Several common UTI antibiotics carry trimester-specific restrictions. Trimethoprim interferes with folate metabolism, so it’s avoided in the first trimester when the neural tube is forming. If no alternative exists, it can be used alongside high-dose folic acid. TMP-SMX is avoided in both the first and third trimesters. Nitrofurantoin is typically avoided after 36 weeks because it can cause a type of blood cell breakdown in newborns. UTIs during pregnancy always require a urine culture to confirm which bacteria is present and which antibiotics will work against it.
Antibiotics for Recurrent UTIs
If you get three or more UTIs in a year, your provider may suggest a preventive strategy. The most established approach is low-dose, long-term antibiotic prophylaxis, typically taken at bedtime for at least six months. The preferred options for prevention are nitrofurantoin at 50 to 100 mg nightly, TMP-SMX at a reduced dose nightly, or trimethoprim at 100 mg nightly. These doses are lower than what you’d take to treat an active infection.
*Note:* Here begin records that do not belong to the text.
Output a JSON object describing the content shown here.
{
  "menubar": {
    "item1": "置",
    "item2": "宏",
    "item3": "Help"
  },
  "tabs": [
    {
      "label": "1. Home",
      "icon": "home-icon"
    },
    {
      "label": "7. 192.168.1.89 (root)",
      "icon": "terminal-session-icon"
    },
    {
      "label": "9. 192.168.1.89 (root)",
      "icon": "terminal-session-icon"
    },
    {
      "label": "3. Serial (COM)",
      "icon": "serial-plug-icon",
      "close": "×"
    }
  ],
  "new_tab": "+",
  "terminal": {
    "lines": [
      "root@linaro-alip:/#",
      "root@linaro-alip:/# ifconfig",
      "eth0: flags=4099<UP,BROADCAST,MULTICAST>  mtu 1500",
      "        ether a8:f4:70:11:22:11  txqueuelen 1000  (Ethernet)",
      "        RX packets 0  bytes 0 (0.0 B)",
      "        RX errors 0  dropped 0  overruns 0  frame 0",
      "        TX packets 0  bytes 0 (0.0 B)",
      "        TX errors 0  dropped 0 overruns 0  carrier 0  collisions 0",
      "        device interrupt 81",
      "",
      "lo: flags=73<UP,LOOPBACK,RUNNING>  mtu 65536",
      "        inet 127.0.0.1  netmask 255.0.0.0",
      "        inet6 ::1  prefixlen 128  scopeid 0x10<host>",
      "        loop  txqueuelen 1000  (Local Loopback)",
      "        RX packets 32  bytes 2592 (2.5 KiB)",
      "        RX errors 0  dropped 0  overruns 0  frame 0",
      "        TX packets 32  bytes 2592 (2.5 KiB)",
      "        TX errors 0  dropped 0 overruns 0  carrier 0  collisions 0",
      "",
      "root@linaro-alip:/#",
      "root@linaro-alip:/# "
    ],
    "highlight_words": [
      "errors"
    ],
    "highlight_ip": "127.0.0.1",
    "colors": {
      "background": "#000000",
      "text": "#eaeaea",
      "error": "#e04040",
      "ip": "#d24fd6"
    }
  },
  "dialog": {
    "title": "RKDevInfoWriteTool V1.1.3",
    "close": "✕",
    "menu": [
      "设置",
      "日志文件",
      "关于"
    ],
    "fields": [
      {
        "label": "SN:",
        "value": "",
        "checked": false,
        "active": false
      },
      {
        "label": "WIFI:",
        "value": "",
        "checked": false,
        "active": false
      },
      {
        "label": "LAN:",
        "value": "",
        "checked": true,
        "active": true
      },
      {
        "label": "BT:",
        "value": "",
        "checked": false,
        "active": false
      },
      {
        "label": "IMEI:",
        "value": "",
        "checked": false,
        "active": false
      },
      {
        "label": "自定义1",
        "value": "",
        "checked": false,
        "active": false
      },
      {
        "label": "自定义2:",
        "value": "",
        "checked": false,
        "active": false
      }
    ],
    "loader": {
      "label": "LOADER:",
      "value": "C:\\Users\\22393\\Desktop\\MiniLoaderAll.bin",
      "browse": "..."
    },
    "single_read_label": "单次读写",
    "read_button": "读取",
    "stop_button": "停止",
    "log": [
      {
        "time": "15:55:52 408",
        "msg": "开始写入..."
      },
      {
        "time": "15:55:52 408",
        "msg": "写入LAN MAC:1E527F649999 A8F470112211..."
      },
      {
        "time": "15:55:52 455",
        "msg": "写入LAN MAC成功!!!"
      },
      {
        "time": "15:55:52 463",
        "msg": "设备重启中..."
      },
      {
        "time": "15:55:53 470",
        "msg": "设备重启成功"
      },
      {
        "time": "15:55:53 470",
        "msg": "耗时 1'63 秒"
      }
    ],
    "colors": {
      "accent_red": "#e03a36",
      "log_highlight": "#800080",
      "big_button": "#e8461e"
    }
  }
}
An alternative that works equally well for some people is self-directed therapy. You keep a short course of antibiotics on hand and start taking them at the first sign of symptoms, ideally after collecting a urine sample for culture. This approach results in fewer gastrointestinal side effects than daily prophylaxis and uses less total antibiotic exposure over time. It does require that you can reliably recognize your UTI symptoms early.
People with significant kidney impairment (filtration rate below 30) can’t safely use nitrofurantoin or sulfa-based drugs for prevention. In those cases, trimethoprim alone or fosfomycin taken once every 10 days are the preferred alternatives.
Why Antibiotic Choice Depends on Your Situation
No single antibiotic is the universal best choice. The right one depends on your local resistance patterns, whether you’re pregnant, your kidney function, whether you have drug allergies, and whether the infection is confined to the bladder or has reached the kidneys. Nitrofurantoin and fosfomycin remain the most reliably effective options for uncomplicated bladder infections because bacteria have been slow to develop resistance to them. For anything beyond a straightforward first-time bladder infection, a urine culture helps identify exactly which bacteria is responsible and which antibiotics will clear it.